Haben Sie das Gefühl, dass die Menschheit zur richtigen Wurst gegriffen hat?

(lachend): Ein bisschen ja. „Der Schwarm“ ist ja nur ein kleines Puzzleteil, aber er hat hier und da Anstöße gegeben. Ich weiß, dass die Zahl der Studenten, die sich an den Universitäten für Meeresbiologie und Meeresgeologie eingeschrieben hat, nachweislich aufgrund des Buches enorm angestiegen ist. Das freut mich natürlich.

Kann eine einzelne Dokumentation, ein einzelnes Buch das Denken verändern?

Kaum, sieht man von der Bibel, dem Koran, Marx’ Kapital und einigen wenigen ab. Es ist der stete Tropfen, der den Stein höhlt.

Das Klima erwärmt sich, das Eis schmilzt, die Meere werden verschmutzt – was bereitet Ihnen am meisten Sorge?

Die Ignoranz. Dass die Konsequenzen immer viel zu spät erfolgen. Wenn es nicht mehr anders geht, reißen die Menschen das Ruder herum. Aber vorher muss immer erst entsetzlich viel schiefgehen. Wir sollten doch in der Lage sein, bei einem Klimagipfel ein paar Resultate mehr zu erzielen. Aber die Ignoranz und die Gier, verbunden mit Egozentrik, sind allzu deutlich spürbar.

Der Mensch ist das größte Raubtier?

Ja – und nein. Raubtiere sind nicht so blöd, ihren Lebensraum zu plündern. Sie nutzen ihn.

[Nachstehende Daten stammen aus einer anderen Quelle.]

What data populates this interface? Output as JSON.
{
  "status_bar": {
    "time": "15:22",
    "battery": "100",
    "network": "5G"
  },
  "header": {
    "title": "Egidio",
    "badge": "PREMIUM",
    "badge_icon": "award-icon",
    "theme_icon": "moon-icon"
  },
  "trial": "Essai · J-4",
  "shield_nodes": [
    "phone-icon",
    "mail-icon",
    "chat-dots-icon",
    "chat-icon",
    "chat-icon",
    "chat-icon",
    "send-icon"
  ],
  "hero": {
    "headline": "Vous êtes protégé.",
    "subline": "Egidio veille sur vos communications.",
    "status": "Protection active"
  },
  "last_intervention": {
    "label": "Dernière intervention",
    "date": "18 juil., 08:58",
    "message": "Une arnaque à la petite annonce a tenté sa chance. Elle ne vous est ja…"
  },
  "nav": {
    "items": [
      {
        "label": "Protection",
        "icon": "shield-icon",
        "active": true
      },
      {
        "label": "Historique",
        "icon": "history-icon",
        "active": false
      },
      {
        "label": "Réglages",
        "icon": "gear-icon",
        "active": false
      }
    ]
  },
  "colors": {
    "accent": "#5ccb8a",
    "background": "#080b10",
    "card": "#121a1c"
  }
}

Wir neigen zum Plündern.

Wie steht es eigentlich um die „Schwarm“-Verfilmung?

Die letzten drei Jahre im Filmbusiness waren desaströs. Wir haben ein tolles Team zusammen, ein super Drehbuch, nur das erforderliche Geld ist in diesen Tagen knapp. Die Produzenten arbeiten hart daran, das Budget zusammenzukriegen. Ich hoffe aber, dass die Dreharbeiten im nächsten Jahr beginnen können.

Wie viele Millionen Dollar braucht man für einen solchen Film?

Unter 100 Millionen macht es keinen Sinn, sonst lässt man es besser.

Inwiefern sind Sie daran beteiligt?

Ich habe mit Drehbuchautor Ted Tally korrespondiert. Der Mann schreibt wirklich geile Drehbücher, siehe „Das Schweigen der Lämmer“, so dass nur kleine Kurskorrekturen im Showdown nötig waren. Ich kann einen gewissen Einfluss nehmen und Dinge, die mir überhaupt nicht passen, ablehnen, das ist der Deal. Aber am liebsten würde ich überhaupt nicht eingreifen.

Sie haben als Autor historisch begonnen, mit „Tod und Teufel“ im mittelalterlichen Köln, und sind nun mit „Limit“ in der Zukunft auf dem Mond gelandet. Wie geht die Zeitreise mit Frank Schätzing weiter?

Ich habe zwei, drei lockere Ideen für Bücher. Plus drei dutzend unfertige Songs in der Schublade, die ich nächstes Jahr aufnehmen will. Schauen wir mal, was kommt.